Nick and I once met somebody at a party. He seemed perfectly well mannered, well brought up and civil and was clearly well educated. But once he had established that we were from South Africa and had clearly not attended any school or university that had ever registered on his radar, he proceeded to talk to the rest of our group and ignore us completely, as if we didn’t exist! I just thought “rude bastard!” and later mentioned it to somebody else who was there. They responded “oh, pay no attention to him, he went to Eton” – as if that explained everything.
For those of you who perhaps don’t know, Eton College is the creme de la creme of English public schools, beloved of the Royal Family (Princes William and Harry both went there). And when you look at the Glossary link on the school’s main page and discover that their academic calendar is referred to as Abracadabra, their cricketers as dry bobs, their rowers as wet bobs and that they have fields called Mesopotamia and Sixpenny – it’s a wonder they can reintegrate into regular society with the rest of us Great Unwashed at all, much less deign to make conversation 😉
Maybe it’s this underlying current of British eccentricity that also dictates the naming of their foods.
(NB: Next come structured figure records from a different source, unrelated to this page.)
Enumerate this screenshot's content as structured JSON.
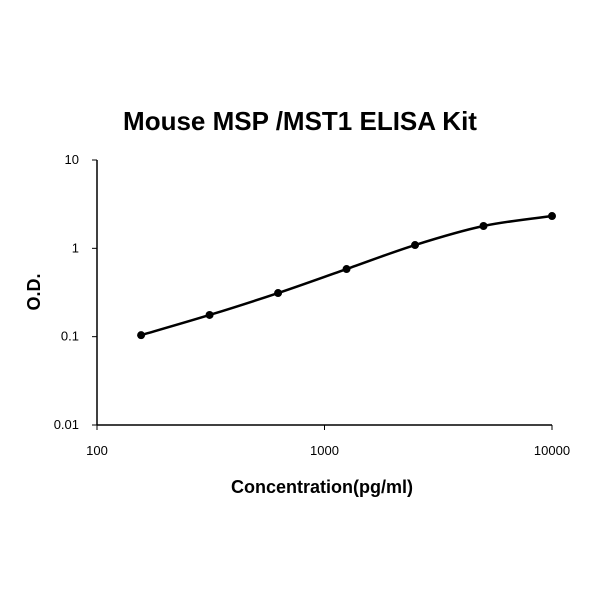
{
  "chart_data": {
    "type": "line",
    "title": "Mouse MSP /MST1 ELISA Kit",
    "x_label": "Concentration(pg/ml)",
    "y_label": "O.D.",
    "x": [
      156.25,
      312.5,
      625,
      1250,
      2500,
      5000,
      10000
    ],
    "values": [
      0.104,
      0.176,
      0.312,
      0.583,
      1.09,
      1.79,
      2.32
    ],
    "color": "#000000",
    "xscale": "log",
    "yscale": "log",
    "xlim": [
      100,
      10000
    ],
    "ylim": [
      0.01,
      10
    ],
    "xticks": [
      100,
      1000,
      10000
    ],
    "yticks": [
      0.01,
      0.1,
      1,
      10
    ]
  }
}
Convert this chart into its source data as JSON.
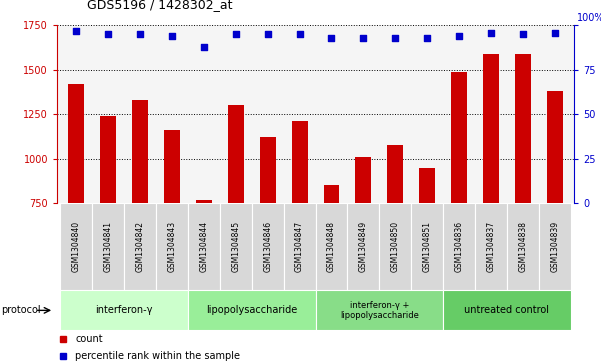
{
  "title": "GDS5196 / 1428302_at",
  "samples": [
    "GSM1304840",
    "GSM1304841",
    "GSM1304842",
    "GSM1304843",
    "GSM1304844",
    "GSM1304845",
    "GSM1304846",
    "GSM1304847",
    "GSM1304848",
    "GSM1304849",
    "GSM1304850",
    "GSM1304851",
    "GSM1304836",
    "GSM1304837",
    "GSM1304838",
    "GSM1304839"
  ],
  "counts": [
    1420,
    1240,
    1330,
    1160,
    770,
    1300,
    1120,
    1210,
    855,
    1010,
    1080,
    950,
    1490,
    1590,
    1590,
    1380
  ],
  "percentiles": [
    97,
    95,
    95,
    94,
    88,
    95,
    95,
    95,
    93,
    93,
    93,
    93,
    94,
    96,
    95,
    96
  ],
  "bar_color": "#cc0000",
  "dot_color": "#0000cc",
  "ylim_left": [
    750,
    1750
  ],
  "ylim_right": [
    0,
    100
  ],
  "yticks_left": [
    750,
    1000,
    1250,
    1500,
    1750
  ],
  "yticks_right": [
    0,
    25,
    50,
    75,
    100
  ],
  "groups": [
    {
      "label": "interferon-γ",
      "start": 0,
      "end": 4,
      "color": "#ccffcc"
    },
    {
      "label": "lipopolysaccharide",
      "start": 4,
      "end": 8,
      "color": "#99ee99"
    },
    {
      "label": "interferon-γ +\nlipopolysaccharide",
      "start": 8,
      "end": 12,
      "color": "#88dd88"
    },
    {
      "label": "untreated control",
      "start": 12,
      "end": 16,
      "color": "#66cc66"
    }
  ],
  "protocol_label": "protocol",
  "legend_count_label": "count",
  "legend_percentile_label": "percentile rank within the sample",
  "bar_width": 0.5,
  "label_area_color": "#d8d8d8",
  "plot_bg_color": "#f5f5f5"
}
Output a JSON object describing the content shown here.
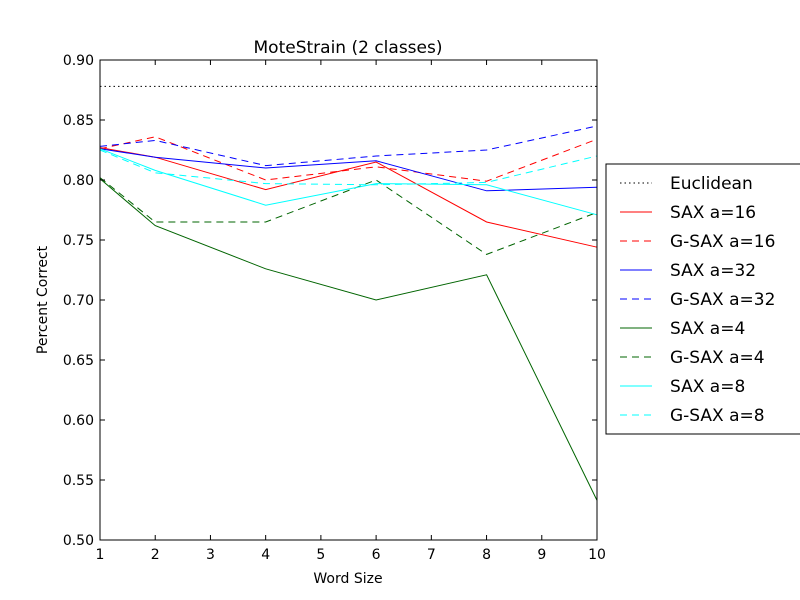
{
  "chart_data": {
    "type": "line",
    "title": "MoteStrain (2 classes)",
    "xlabel": "Word Size",
    "ylabel": "Percent Correct",
    "xlim": [
      1,
      10
    ],
    "ylim": [
      0.5,
      0.9
    ],
    "x_ticks": [
      "1",
      "2",
      "3",
      "4",
      "5",
      "6",
      "7",
      "8",
      "9",
      "10"
    ],
    "y_ticks": [
      "0.50",
      "0.55",
      "0.60",
      "0.65",
      "0.70",
      "0.75",
      "0.80",
      "0.85",
      "0.90"
    ],
    "grid": false,
    "legend_position": "outside-right",
    "series": [
      {
        "name": "Euclidean",
        "color": "#000000",
        "style": "dotted",
        "x": [
          1,
          10
        ],
        "values": [
          0.878,
          0.878
        ]
      },
      {
        "name": "SAX a=16",
        "color": "#ff0000",
        "style": "solid",
        "x": [
          1,
          2,
          4,
          6,
          8,
          10
        ],
        "values": [
          0.827,
          0.819,
          0.792,
          0.815,
          0.765,
          0.744
        ]
      },
      {
        "name": "G-SAX a=16",
        "color": "#ff0000",
        "style": "dashed",
        "x": [
          1,
          2,
          4,
          6,
          8,
          10
        ],
        "values": [
          0.826,
          0.836,
          0.8,
          0.811,
          0.799,
          0.834
        ]
      },
      {
        "name": "SAX a=32",
        "color": "#0000ff",
        "style": "solid",
        "x": [
          1,
          2,
          4,
          6,
          8,
          10
        ],
        "values": [
          0.826,
          0.819,
          0.81,
          0.816,
          0.791,
          0.794
        ]
      },
      {
        "name": "G-SAX a=32",
        "color": "#0000ff",
        "style": "dashed",
        "x": [
          1,
          2,
          4,
          6,
          8,
          10
        ],
        "values": [
          0.828,
          0.833,
          0.812,
          0.82,
          0.825,
          0.845
        ]
      },
      {
        "name": "SAX a=4",
        "color": "#006400",
        "style": "solid",
        "x": [
          1,
          2,
          4,
          6,
          8,
          10
        ],
        "values": [
          0.801,
          0.762,
          0.726,
          0.7,
          0.721,
          0.533
        ]
      },
      {
        "name": "G-SAX a=4",
        "color": "#006400",
        "style": "dashed",
        "x": [
          1,
          2,
          4,
          6,
          8,
          10
        ],
        "values": [
          0.802,
          0.765,
          0.765,
          0.8,
          0.738,
          0.773
        ]
      },
      {
        "name": "SAX a=8",
        "color": "#00ffff",
        "style": "solid",
        "x": [
          1,
          2,
          4,
          6,
          8,
          10
        ],
        "values": [
          0.826,
          0.808,
          0.779,
          0.797,
          0.796,
          0.771
        ]
      },
      {
        "name": "G-SAX a=8",
        "color": "#00ffff",
        "style": "dashed",
        "x": [
          1,
          2,
          4,
          6,
          8,
          10
        ],
        "values": [
          0.825,
          0.806,
          0.797,
          0.796,
          0.798,
          0.82
        ]
      }
    ]
  }
}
The general rule is “the weirder, the better”, or so it would seem. How else would you explain things like cullen skink, rock cakes, faggots and spotted dick? So it should have surprised me not one bit to learn that Eton mess referred neither to the school dining room, nor to the litter left behind after a big school sporting match, but rather to a delicious (if aesthetically questionable) dessert. The name apparently springs from the fact that it is traditionally served at the School’s prizegiving day on 4 June each year, and of course the “mess” part is quite easy to decipher. Pavlova has strawberries, meringue and cream in perfect structure. Eton mess looks… well, a mess!
At its simplest, it’s whipped cream, strawberries (at one stage also bananas, but strawberries seem to have won the day) and meringue stirred together and served in a messy swirl, but there is considerable leeway for creativity. Alcohol can be used to macerate the strawberries; low-fat alternatives like Greek yoghurt can be used instead of creat; raspberries can be substituted for strawberries; and a strawberry coulis can be made to swirl through the mixture. I happened to have homemade mini-meringues in on hand, but the best part is that ready-made meringues are perfectly OK: they just get crumbled anyway, and nobody notices their inferior consistency 😉 Plus it’s a great gluten-free dessert. And the fact that you’re challenged in the gorgeous-food-plating-department (like me) matters not one bit!
As mentioned in my slow-roasted tomato post, we popped into the Queen’s Market a week or two ago to get tomatoes. I also could not resist a punnet of tiny but sweet strawberries, which is how I ended up making Eton mess twice in the last fortnight. For the first attempt, I extracted all the berries from the bottom of the punnet that had been slightly squashed, sliced them thinly and then heated them with a little water and sugar until they were soft enough to mash and the liquid had reduced to a syrupy consistency. Once the dessert was assembled, I poured this coulis over it and stirred once or twice to swirl it through. I preferred both the taste and the look that this gave, but sadly the pictures were just a mess, so the pictures on this page are of the coulis-less version. I do, however, highly recommend this bit of extra effort.
Ingredients
200g strawberries
200 ml whipping cream (or Greek yoghurt)
caster sugar to taste
about a cup of crumbled meringue
Method
Wash and hull the strawberries. Slice each in half (or into thick slices if very large).
Whip the cream with a little castor sugar if desired, until it just holds soft peaks. Don’t whip it till it’s rock hard! Crumble the meringue.
Fold the meringue and strawberries into the cream, stir in some strawberry coulis (if using) and serve immediately – otherwise the meringue goes soggy.